Snapshots 40

Here are 5 developments of interest to fans:

(1) When Aussiecon 4 GoH Shaun Tan was interviewed by Western Australia Today he spoke persuasively about the similarity of science and art:

“I think there is great similarity between science and art,” he said.

“The fact that they are fairly separate disciplines in our time says something about our culture.

“What they have in common is a curiosity about reality, and casting of the imagination over initial perception.

“Scientific ideas are profound acts of the imagination, prior to all testing and calculation, and similarly, all works of art are a series of hypotheses that have been put to experimental test on paper or canvas.”

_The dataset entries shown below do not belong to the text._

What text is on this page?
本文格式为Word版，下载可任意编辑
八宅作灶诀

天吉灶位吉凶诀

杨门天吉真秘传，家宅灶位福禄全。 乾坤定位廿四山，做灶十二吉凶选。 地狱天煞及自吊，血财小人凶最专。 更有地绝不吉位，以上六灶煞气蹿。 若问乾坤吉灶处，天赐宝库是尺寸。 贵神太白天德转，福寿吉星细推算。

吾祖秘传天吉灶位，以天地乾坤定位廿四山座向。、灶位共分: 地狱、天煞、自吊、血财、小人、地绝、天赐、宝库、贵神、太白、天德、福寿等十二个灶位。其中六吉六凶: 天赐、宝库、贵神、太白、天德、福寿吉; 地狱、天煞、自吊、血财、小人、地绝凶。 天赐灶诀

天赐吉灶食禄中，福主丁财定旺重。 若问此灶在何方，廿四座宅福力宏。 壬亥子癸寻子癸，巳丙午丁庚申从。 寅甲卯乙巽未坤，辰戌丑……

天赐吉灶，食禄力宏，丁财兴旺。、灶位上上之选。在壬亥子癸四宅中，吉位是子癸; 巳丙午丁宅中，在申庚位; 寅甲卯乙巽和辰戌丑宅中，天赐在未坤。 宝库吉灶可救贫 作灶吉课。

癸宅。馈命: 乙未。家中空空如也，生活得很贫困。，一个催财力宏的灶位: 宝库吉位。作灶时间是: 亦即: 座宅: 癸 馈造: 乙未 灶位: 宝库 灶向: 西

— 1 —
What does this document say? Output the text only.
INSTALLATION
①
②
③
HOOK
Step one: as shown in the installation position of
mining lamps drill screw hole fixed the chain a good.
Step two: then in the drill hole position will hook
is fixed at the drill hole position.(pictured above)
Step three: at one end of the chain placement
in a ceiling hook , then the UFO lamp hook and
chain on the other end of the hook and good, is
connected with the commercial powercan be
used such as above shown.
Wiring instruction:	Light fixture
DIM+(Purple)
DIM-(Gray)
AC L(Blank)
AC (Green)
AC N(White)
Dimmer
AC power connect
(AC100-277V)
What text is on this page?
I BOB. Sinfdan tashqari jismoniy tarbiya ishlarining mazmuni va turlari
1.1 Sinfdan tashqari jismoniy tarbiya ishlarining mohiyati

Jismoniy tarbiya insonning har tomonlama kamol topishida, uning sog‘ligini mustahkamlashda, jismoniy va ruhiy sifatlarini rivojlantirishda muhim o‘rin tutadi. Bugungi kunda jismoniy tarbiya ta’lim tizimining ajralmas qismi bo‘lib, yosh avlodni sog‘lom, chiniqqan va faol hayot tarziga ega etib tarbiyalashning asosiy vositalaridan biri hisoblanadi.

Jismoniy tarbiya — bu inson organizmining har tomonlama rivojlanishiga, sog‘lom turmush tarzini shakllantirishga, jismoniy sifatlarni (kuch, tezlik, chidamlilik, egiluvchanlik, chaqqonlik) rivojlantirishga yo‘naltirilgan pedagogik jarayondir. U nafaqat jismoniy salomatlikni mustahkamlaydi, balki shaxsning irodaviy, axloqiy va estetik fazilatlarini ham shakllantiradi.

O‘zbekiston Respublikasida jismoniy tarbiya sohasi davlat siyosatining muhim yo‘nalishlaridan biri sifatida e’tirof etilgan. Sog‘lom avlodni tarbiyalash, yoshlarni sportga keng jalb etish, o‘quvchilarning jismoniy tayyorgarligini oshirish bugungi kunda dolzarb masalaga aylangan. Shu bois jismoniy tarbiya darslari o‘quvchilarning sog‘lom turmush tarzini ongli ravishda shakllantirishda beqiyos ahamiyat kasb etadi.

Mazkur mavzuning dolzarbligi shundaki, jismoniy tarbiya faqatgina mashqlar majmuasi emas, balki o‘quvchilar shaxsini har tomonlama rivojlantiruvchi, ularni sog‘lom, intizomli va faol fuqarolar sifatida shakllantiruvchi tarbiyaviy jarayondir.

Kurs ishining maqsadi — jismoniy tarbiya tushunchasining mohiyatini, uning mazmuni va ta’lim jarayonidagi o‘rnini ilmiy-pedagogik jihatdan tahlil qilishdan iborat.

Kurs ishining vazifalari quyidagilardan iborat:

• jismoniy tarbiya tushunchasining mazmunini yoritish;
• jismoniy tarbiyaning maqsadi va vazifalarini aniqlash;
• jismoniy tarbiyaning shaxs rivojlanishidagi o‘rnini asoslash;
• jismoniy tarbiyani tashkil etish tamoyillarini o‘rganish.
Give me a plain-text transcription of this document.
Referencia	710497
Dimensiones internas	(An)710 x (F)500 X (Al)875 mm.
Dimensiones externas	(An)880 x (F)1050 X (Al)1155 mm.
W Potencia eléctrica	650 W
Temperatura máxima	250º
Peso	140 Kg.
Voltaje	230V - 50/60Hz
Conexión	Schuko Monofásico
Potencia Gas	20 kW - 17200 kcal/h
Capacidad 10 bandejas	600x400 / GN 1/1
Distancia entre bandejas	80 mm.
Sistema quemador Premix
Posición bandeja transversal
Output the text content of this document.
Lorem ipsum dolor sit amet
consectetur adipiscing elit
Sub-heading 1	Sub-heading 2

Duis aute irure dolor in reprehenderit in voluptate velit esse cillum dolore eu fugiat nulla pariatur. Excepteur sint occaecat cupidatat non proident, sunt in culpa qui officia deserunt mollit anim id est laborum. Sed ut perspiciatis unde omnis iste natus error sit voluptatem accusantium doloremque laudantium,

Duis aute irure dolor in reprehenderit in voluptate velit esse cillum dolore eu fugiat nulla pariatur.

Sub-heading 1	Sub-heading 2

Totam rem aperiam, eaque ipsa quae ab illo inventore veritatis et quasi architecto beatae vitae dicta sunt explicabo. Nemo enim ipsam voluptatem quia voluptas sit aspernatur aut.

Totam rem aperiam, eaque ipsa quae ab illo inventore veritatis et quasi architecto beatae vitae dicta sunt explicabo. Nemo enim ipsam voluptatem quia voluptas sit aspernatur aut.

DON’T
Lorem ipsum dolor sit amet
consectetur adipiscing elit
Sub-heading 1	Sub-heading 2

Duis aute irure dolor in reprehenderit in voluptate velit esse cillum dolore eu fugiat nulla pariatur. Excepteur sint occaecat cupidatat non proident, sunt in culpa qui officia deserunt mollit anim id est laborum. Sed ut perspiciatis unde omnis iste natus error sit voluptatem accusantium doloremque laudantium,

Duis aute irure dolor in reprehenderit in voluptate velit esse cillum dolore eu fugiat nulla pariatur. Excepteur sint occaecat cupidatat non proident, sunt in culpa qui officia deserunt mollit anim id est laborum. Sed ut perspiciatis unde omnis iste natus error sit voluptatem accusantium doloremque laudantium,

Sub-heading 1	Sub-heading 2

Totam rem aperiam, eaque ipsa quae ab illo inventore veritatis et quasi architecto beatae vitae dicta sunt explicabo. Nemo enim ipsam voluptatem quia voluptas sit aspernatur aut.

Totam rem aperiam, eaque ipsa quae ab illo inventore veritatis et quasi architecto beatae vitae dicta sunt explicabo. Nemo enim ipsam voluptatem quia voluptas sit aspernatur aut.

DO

(2) Megan Reid’s guest post about “Being a Bad Reader” is actually about reading quirks. It’s a fine post on its own terms, but after experiencing a sense of disappointment I realized that what I really hoped to find was someone at long last balancing fan criticism with examples of reviews by people who simply misread what was in front of them.    

(3) A library in South Yorkshire got a book back 45 years overdue. The paperback first edition copy of Quatermass and the Pit by Nigel Kneale was borrowed on September 24, 1965. The borrower’s name will remain forever unknown because library records don’t go back that far. And while a library can always use a windfall, the penalty for keeping the book so long wouldn’t have been very much: all fines are capped at 6 pounds ($9).

(4) From Letters of Note: Philip K. Dick sent the outline of A Scanner Darkly to his agent with  a cover letter full of excitement:

P.S. I swear, Scott, this is shaping up to be the greatest novel ever written. Or at least the greatest novel I’ve ever written, anyhow.

(5) From Scifiwire: “Guy spends 3 years building Minas Tirith out of 420,000 matches.” Awesome picture. But watch out for trolls — the very first comment is, “some lighter fluid, and one more match we can do what Sauron wasn’t able to.”